1. Have an elevator script. And practice it. Don’t assume recognition of our brand equals intimate knowledge of our offering. If we can’t succinctly articulate what we offer, imagine the challenge our prospective client will have when explaining our offering to his decision makers.
2. Define our value proposition by what benefits we offer and what problems we solve, not by how we compare to the competition.
3. Focus on benefits, not features. Features are what our product does. Benefits answer the question, “So what?” Let’s seek to know what benefits the prospective client will derive from our offering. Also let’s seek to understand what it will cost her if she’s unable to meet this need.
4. Consultative selling involves asking questions so we can customize our offering to the prospect’s specific needs. We need to learn how to ask open-ended questions and actively listen to the responses. And let’s not start and stop with the tired, “What keeps you up at night?” We can be more creative than that. Plus, until we’ve developed rapport and credibility, the client won’t trust us enough to share their deepest, darkest fears, uncertainties and doubts.
5. Don’t lead with discounts. Ever. The only message we send is that our offering is a commodity differentiated primarily by price. We can always offer a discount later. Too many vendors create our own price wars by focusing on price too early in the conversation.

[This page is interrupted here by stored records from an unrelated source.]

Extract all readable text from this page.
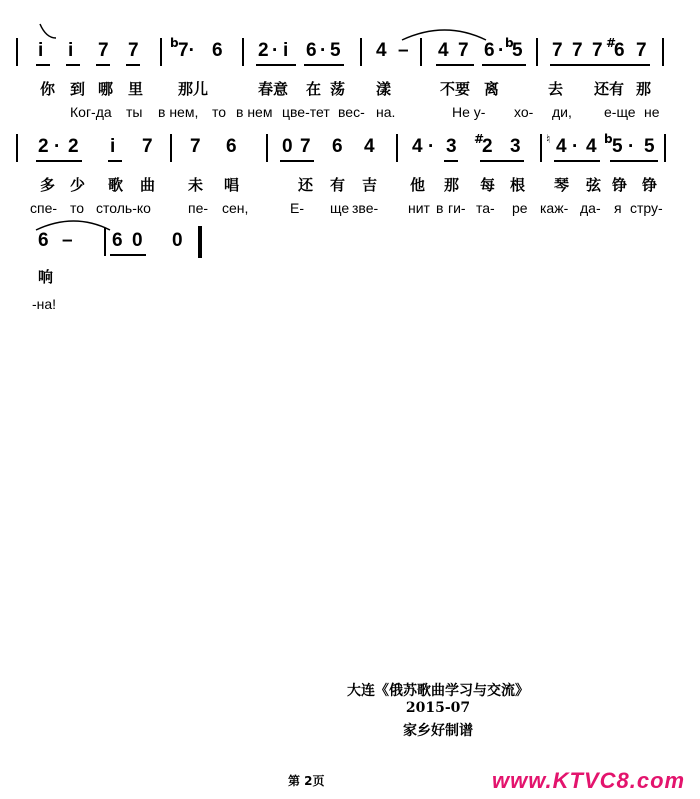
i i 7 7	b 7· 6 2 · i 6 · 5 4 – 4 7 6 · b
5 7 7 7 #
6 7
你 到 哪 里 那儿	春意 在 荡 漾	不要 离	去 还有 那
Ког-да ты в нем, то в нем цве-тет вес- на.	Не у- хо- ди, е-ще не
2 · 2 i 7 7 6 0 7 6 4 4 · 3 #
2 3 ♮ 4 · 4 b 5 · 5
多 少 歌 曲 未 唱	还 有 吉 他 那 每 根 琴 弦 铮 铮
спе- то столь-ко	пе- сен,	Е- ще зве- нит в ги- та- ре каж- да- я стру-
6 – 6 0 0
响
-на!
大连《俄苏歌曲学习与交流》
2015-07
家乡好制谱
第 2页	www.KTVC8.com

6. Seek to understand the prospective client’s total cost of ownership. What other costs will he incur for implementation, retraining, configuration, etc.? What savings will he experience in reduced maintenance, faster throughput, less downtime? Let’s position our product in context of the total cost, not as a stand-alone item.
7. If you promise to follow up, then follow up. Every salesperson promises to call, but few do. Seriously. Many of us use avoidance actions like sending emails, letters, and now Twitter DMs, but nothing replaces a live conversation with a prospect.
8. If you rearrange the letters in persistence, you get sincere pest. Persistence is a desirable trait, but let’s not become annoying. Each prospect may require a different approach – some want a call back but are busy; some truly delegate decisions to subordinates; some really are avoiding us. Learn to tell the difference. Knowing when to walk away is not just good business sense, it’s also good for the ego. Yes, we may let one slip away, but generally speaking the opportunity cost of endlessly chasing everyone outweighs the benefits.
9. A sales manager known to be a “savior” is often more trouble than he’s worth. If you have to personally close every sale, then let’s save money and get rid of the salespeople. Or let’s get rid of the sales manager and find one who can train people how to properly sell. And there’s nothing worse for morale than a sales manager who swoops in at the last moment to seal the deal by including a discount that the salesperson isn’t authorized to offer. We don’t need a sales manager for this; someone less expensive in Accounting can perform this role.
10. Memorize this phrase: “I don’t know but I’ll find out.” This is a salesperson’s best friend. A salesperson who believes that she must invent an answer when she doesn’t know the answer merely perpetuates the myth that salespeople are ill-informed hucksters. We demonstrate credibility by promising to find the correct answer – and this also gives us a valid reason to follow up with the prospect.